Jack London

He was born in San Francisco. At birth he was named John Chaney, but eight months later, when his mother married, he became John Griffith London. London’s youth came at a time of economic depression and unemployment, the family’s financial situation was becoming increasingly precarious.

In his youth he changed many professions: he worked in a cannery, power plant, jute factory, was close to the “oyster pirates” of San Francisco Bay, in 1893 London for eight months offshore fishing seals. Upon his return, he takes part in a literary contest – he writes an essay “Typhoon of the Shores of Japan” and wins first prize.

In 1894 London participated in the march of the army of the unemployed on Washington; he wandered in the United States and Canada, was in prison for vagrancy, was arrested for socialist activities.

In 1896 he entered the University of California, but left because he could not pay tuition and went to Alaska, seized by the “gold rush,” was a prospector.

In 1902 the novel The Daughter of the Snows and the book The Men of the Abyss, about life in London’s poorest East End neighborhood, are published.

To London comes fame, his financial situation stabilizes, he marries Elizabeth Maddern, he gives birth to two daughters. Under the strong influence of all he had seen and experienced in Alaska creates a series of novels and short stories published in his collections “Son of the Wolf,” “God of his fathers,” “Children of Frost. The talented animal stories “Call of the Ancestors” and “White Fang” were attached to this cycle.
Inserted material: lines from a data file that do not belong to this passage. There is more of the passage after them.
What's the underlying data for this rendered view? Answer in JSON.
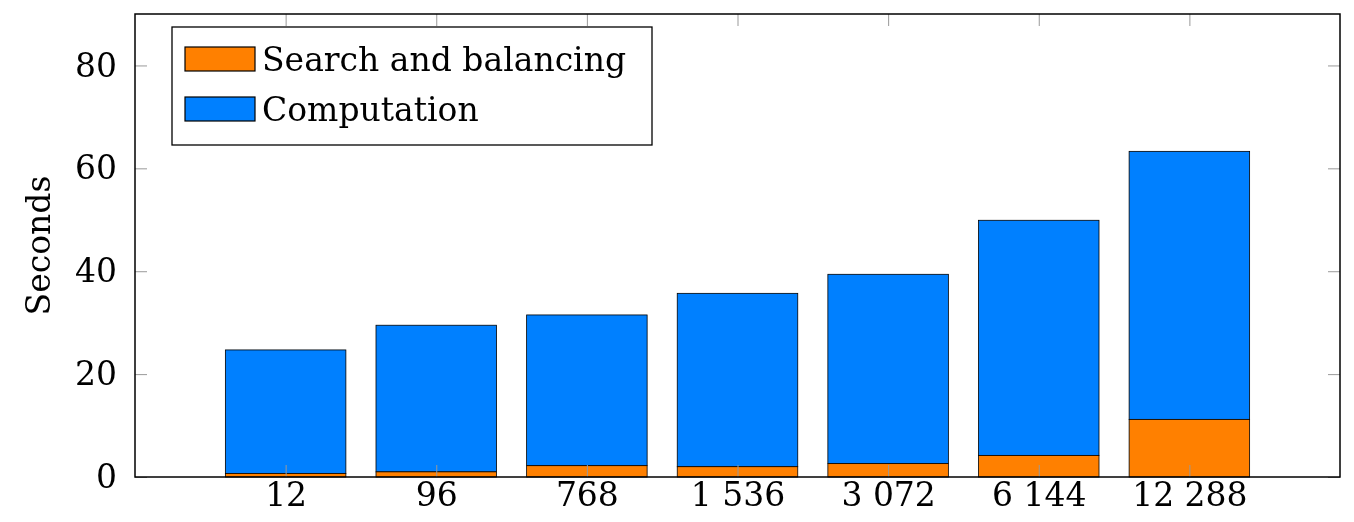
{
  "chart_data": {
    "type": "bar",
    "stacked": true,
    "ylabel": "Seconds",
    "categories": [
      "12",
      "96",
      "768",
      "1 536",
      "3 072",
      "6 144",
      "12 288"
    ],
    "series": [
      {
        "name": "Search and balancing",
        "color": "#ff8000",
        "values": [
          0.7,
          1.0,
          2.2,
          2.0,
          2.6,
          4.2,
          11.2
        ]
      },
      {
        "name": "Computation",
        "color": "#0080ff",
        "values": [
          24.0,
          28.5,
          29.3,
          33.7,
          36.8,
          45.7,
          52.1
        ]
      }
    ],
    "ylim": [
      0,
      90
    ],
    "yticks": [
      0,
      20,
      40,
      60,
      80
    ],
    "legend": "top left"
  }
}
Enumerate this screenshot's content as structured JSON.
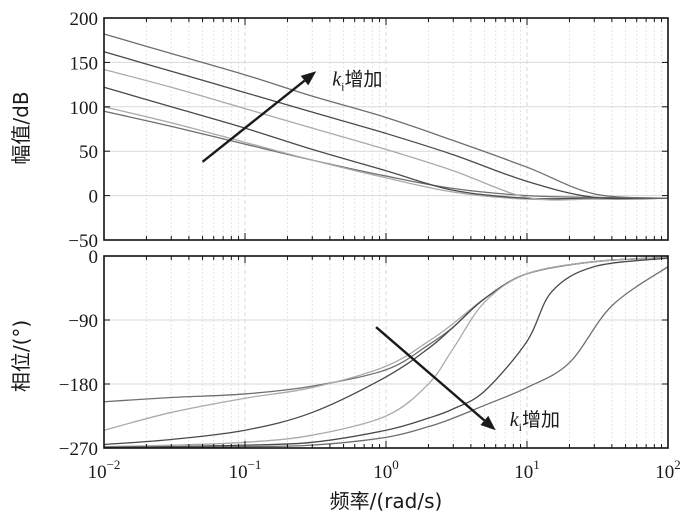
{
  "colors": {
    "curve_dark": "#4a4a4a",
    "curve_mid": "#6e6e6e",
    "curve_light": "#aaaaaa",
    "grid_major": "#d9d9d9",
    "grid_minor": "#e4e4e4",
    "axis": "#111111",
    "arrow": "#1a1a1a"
  },
  "chart_data": [
    {
      "type": "line",
      "panel": "magnitude",
      "xscale": "log",
      "xlim": [
        0.01,
        100
      ],
      "ylim": [
        -50,
        200
      ],
      "yticks": [
        -50,
        0,
        50,
        100,
        150,
        200
      ],
      "ytick_labels": [
        "−50",
        "0",
        "50",
        "100",
        "150",
        "200"
      ],
      "ylabel": "幅值/dB",
      "grid": true,
      "annotation": {
        "var": "k",
        "sub": "i",
        "text": "增加",
        "arrow_from": [
          0.05,
          38
        ],
        "arrow_to": [
          0.32,
          140
        ]
      },
      "series": [
        {
          "x": [
            0.01,
            0.03,
            0.1,
            0.3,
            1,
            3,
            10,
            30,
            100
          ],
          "y": [
            95,
            78,
            58,
            40,
            22,
            8,
            0,
            -2,
            -3
          ]
        },
        {
          "x": [
            0.01,
            0.03,
            0.1,
            0.3,
            1,
            3,
            10,
            30,
            100
          ],
          "y": [
            100,
            82,
            60,
            40,
            20,
            4,
            -4,
            -3,
            -3
          ]
        },
        {
          "x": [
            0.01,
            0.03,
            0.1,
            0.3,
            1,
            3,
            10,
            30,
            100
          ],
          "y": [
            122,
            100,
            76,
            52,
            28,
            6,
            -3,
            -3,
            -3
          ]
        },
        {
          "x": [
            0.01,
            0.03,
            0.1,
            0.3,
            1,
            3,
            10,
            30,
            100
          ],
          "y": [
            142,
            122,
            98,
            76,
            52,
            28,
            -2,
            -4,
            -3
          ]
        },
        {
          "x": [
            0.01,
            0.03,
            0.1,
            0.3,
            1,
            3,
            10,
            30,
            100
          ],
          "y": [
            162,
            140,
            116,
            94,
            70,
            46,
            16,
            -2,
            -3
          ]
        },
        {
          "x": [
            0.01,
            0.03,
            0.1,
            0.3,
            1,
            3,
            10,
            30,
            100
          ],
          "y": [
            182,
            160,
            136,
            112,
            88,
            62,
            32,
            2,
            -3
          ]
        }
      ]
    },
    {
      "type": "line",
      "panel": "phase",
      "xscale": "log",
      "xlim": [
        0.01,
        100
      ],
      "ylim": [
        -270,
        0
      ],
      "xticks": [
        0.01,
        0.1,
        1,
        10,
        100
      ],
      "xtick_labels": [
        {
          "base": "10",
          "exp": "−2"
        },
        {
          "base": "10",
          "exp": "−1"
        },
        {
          "base": "10",
          "exp": "0"
        },
        {
          "base": "10",
          "exp": "1"
        },
        {
          "base": "10",
          "exp": "2"
        }
      ],
      "yticks": [
        -270,
        -180,
        -90,
        0
      ],
      "ytick_labels": [
        "−270",
        "−180",
        "−90",
        "0"
      ],
      "xlabel": "频率/(rad/s)",
      "ylabel": "相位/(°)",
      "grid": true,
      "annotation": {
        "var": "k",
        "sub": "i",
        "text": "增加",
        "arrow_from": [
          0.85,
          -100
        ],
        "arrow_to": [
          6,
          -245
        ]
      },
      "series": [
        {
          "x": [
            0.01,
            0.03,
            0.1,
            0.3,
            1,
            2,
            3,
            5,
            10,
            30,
            100
          ],
          "y": [
            -205,
            -199,
            -194,
            -183,
            -160,
            -125,
            -100,
            -60,
            -25,
            -8,
            -2
          ]
        },
        {
          "x": [
            0.01,
            0.03,
            0.1,
            0.3,
            1,
            2,
            3,
            5,
            10,
            30,
            100
          ],
          "y": [
            -245,
            -220,
            -200,
            -185,
            -155,
            -120,
            -95,
            -60,
            -25,
            -8,
            -2
          ]
        },
        {
          "x": [
            0.01,
            0.03,
            0.1,
            0.3,
            1,
            2,
            3,
            5,
            10,
            30,
            100
          ],
          "y": [
            -265,
            -258,
            -245,
            -220,
            -170,
            -130,
            -100,
            -60,
            -25,
            -8,
            -2
          ]
        },
        {
          "x": [
            0.01,
            0.03,
            0.1,
            0.3,
            1,
            2,
            3,
            5,
            10,
            30,
            100
          ],
          "y": [
            -268,
            -266,
            -262,
            -252,
            -225,
            -180,
            -130,
            -65,
            -25,
            -8,
            -2
          ]
        },
        {
          "x": [
            0.01,
            0.03,
            0.1,
            0.3,
            1,
            2,
            3,
            5,
            10,
            15,
            30,
            100
          ],
          "y": [
            -269,
            -268,
            -266,
            -262,
            -245,
            -228,
            -215,
            -190,
            -120,
            -50,
            -15,
            -3
          ]
        },
        {
          "x": [
            0.01,
            0.03,
            0.1,
            0.3,
            1,
            2,
            3,
            5,
            10,
            20,
            40,
            100
          ],
          "y": [
            -270,
            -269,
            -268,
            -266,
            -255,
            -240,
            -228,
            -210,
            -185,
            -150,
            -70,
            -15
          ]
        }
      ]
    }
  ]
}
In 1904, one of London’s most famous novels, The Sea Wolf, about Captain Wolf Larsen, was published.

In the same year, London goes on a business trip to Korea for the Russo-Japanese war. Upon his return, he divorces his wife and marries her former girlfriend Charmaine Kittredge.

In 1907-1909. London makes a voyage by sea on a yacht “Snark” built by him on his own designs.

Over the next seventeen years he published two or even three books a year: the autobiographical novel Martin Eden, about a sailor who struggles his way to the heights of knowledge and writing fame; the autobiographical treatise on alcoholism John Barley Seed, a tragic argument for Prohibition, and the novel Moon Valley.

On November 22, 1916. London died in Glen Ellen, California, from a lethal dose of morphine, which he took either to moderate the pain caused by uremia or knowingly, wishing to commit suicide.

In 1920 his novel Hearts of Three was published posthumously.

Aphorisms and Quotes of Jack London

  • Money, like youth, knows no barriers.
  • Alcoholism, a product of barbarism, has had a dead grip on mankind since the grey and wild old days and collects a monstrous tribute from it, devouring youth, undermining strength, suppressing energy, destroying the best blossom of the human race.
  • To me there is something attractive in a drunken man, and if I were at the head of any educational institution I would certainly establish a department to study the psychology of drunks, with obligatory practical classes.
  • If you think clearly, you will write clearly; if your thought is valuable, your writing will be valuable.
  • If you have withheld the truth, concealed it, if you have not risen from your seat and spoken at the meeting, if you have spoken without telling the whole truth, you have betrayed the truth.
  • Life is a strange thing. I have thought about it a lot, pondered about it for a long time, but every day it seems more and more incomprehensible to me. Why do we have such a thirst for life? After all, life is a game from which man never comes out the winner. To live means to work hard and suffer until old age creeps up on others, and then we put our hands down on the cold ashes of cold fires. To live is hard. In anguish a child is born, in anguish an old man draws his last breath, and all our days are filled with sorrow and worry. And yet man goes into the open arms of death reluctantly, stumbling, falling; looking back, fighting to the last. And yet death is kind. Only life causes suffering. But we love life and hate death. It is very strange!
  • A woman is a failed man.
  • Man’s true purpose is to live, not to exist.
  • A bone thrown to a dog is not mercy; mercy is a bone shared with a dog when you are as hungry as he is.
  • Better let me be ashes and dust! Better let my flame dry up in a dazzling flash than let mold suffocate it!
  • The beginning of the road is a shot, the middle is drinking company, a light drink, a couple of shots at dinner. The end – in jail for drunken murder, for embezzlement, in a psychiatric hospital, in the grave from an occasional mild illness. Many overworked men of mental labor and laborers, succumbing to delusion, take the path on which alcohol leads them to death.